The pipe in the surge container is always submerged since I end the surge before it's exposed to air. The bottom of the pipe is submerged - there's even a trickle of water constantly running in the pipes because my DIY valve is leaky (they only cost like $70 each compared to the pool pump guys at $450).
The clear pipe in the video is to see for myself and prove it to the community that the pipe is constantly primed.
So there's no trick to it. It must be an active system (Apex + actuators) or a smarter passive device that closes the valve before the pipe is exposed to air.
I personally wanted an active system since I have two outlets and I wanted to introduce an occasional dual surge on purpose. In the Apex, I created two pulse events that occasionally criss-cross due to a slight period offset. Then I use a water sensor at the top of the surge container to only trigger when it's full. This allows my filling pump's output to introduce another variable in the surge frequency. I use a DC pump so I can vary that too- but don't usually do.

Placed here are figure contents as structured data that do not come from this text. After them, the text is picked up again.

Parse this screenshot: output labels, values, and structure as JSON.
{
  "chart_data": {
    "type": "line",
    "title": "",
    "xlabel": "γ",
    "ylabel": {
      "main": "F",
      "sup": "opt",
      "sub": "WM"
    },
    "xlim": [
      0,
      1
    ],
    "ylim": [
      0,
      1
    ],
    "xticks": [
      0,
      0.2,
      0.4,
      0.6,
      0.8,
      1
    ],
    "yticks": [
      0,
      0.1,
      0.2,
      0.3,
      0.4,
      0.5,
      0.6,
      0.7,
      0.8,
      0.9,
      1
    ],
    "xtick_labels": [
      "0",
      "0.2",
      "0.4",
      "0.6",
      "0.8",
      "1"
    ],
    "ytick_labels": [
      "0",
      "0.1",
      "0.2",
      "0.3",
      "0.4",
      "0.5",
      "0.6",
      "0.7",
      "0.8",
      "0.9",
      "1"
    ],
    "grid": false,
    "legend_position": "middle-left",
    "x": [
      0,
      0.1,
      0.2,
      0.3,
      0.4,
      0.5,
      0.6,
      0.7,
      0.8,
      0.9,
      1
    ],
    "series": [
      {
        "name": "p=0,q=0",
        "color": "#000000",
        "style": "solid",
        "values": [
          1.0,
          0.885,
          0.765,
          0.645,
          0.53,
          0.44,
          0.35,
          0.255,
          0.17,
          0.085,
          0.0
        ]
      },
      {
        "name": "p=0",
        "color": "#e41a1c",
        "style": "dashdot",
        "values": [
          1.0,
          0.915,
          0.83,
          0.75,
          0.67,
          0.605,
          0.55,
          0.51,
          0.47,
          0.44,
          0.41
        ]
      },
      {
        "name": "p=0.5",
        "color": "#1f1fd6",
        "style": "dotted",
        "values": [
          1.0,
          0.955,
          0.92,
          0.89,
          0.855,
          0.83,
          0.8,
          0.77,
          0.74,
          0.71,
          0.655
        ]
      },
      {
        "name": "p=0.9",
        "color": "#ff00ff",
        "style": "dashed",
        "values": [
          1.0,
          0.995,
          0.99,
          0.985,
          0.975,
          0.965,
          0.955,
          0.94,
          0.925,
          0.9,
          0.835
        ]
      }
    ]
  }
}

Just in case, I have a bottom level sensor in the surge tank. If it's off, the the surge tank is close to the surge pipe inlet level. This overrides any operation and stops any surge until this event clears. Why have a bottom sensor if only a full tank (top sensor on) allows a surge?... Because any kind of fault event can happen (power out, maintenance, leak, etc...) could happen and this ensures that the valves close when it wakes up.
I also have a passive overflow pipe in case the actives go nuts ... Computers do fail. This allows the water to flow safely down without flooding- but with a lot of bubbles.

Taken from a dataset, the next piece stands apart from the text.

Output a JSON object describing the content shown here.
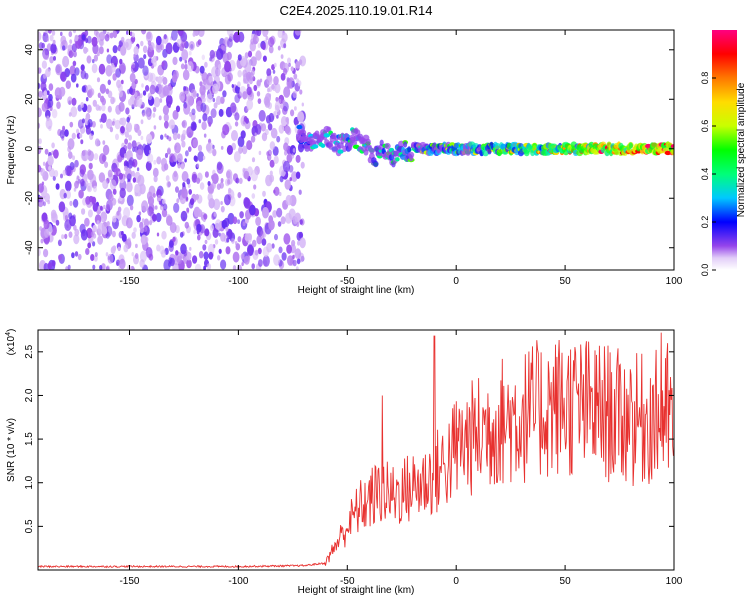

I have one more sensor near the top of the DT max height. In case it gets triggered (overflow obstruction??), it overrides and shuts the valves.
It's not complicated now that it's done:
Two pipes and two linear actuators connected to my DIY valves
One emergency overflow pipe
Two sensors in the surge tank (high and low)
One sensor at the top of the DT
One actuator box with a DC input source.
... And of course the Apex with its ability to take multiple inputs and programmability to respond to them. Calibrating the hardware and the code was the tricky part, but I'm open to sharing that too - different systems will need their own tweaking.
Patent Pending - LOL.. No, I'm an open source kinda guy- just give me the credit.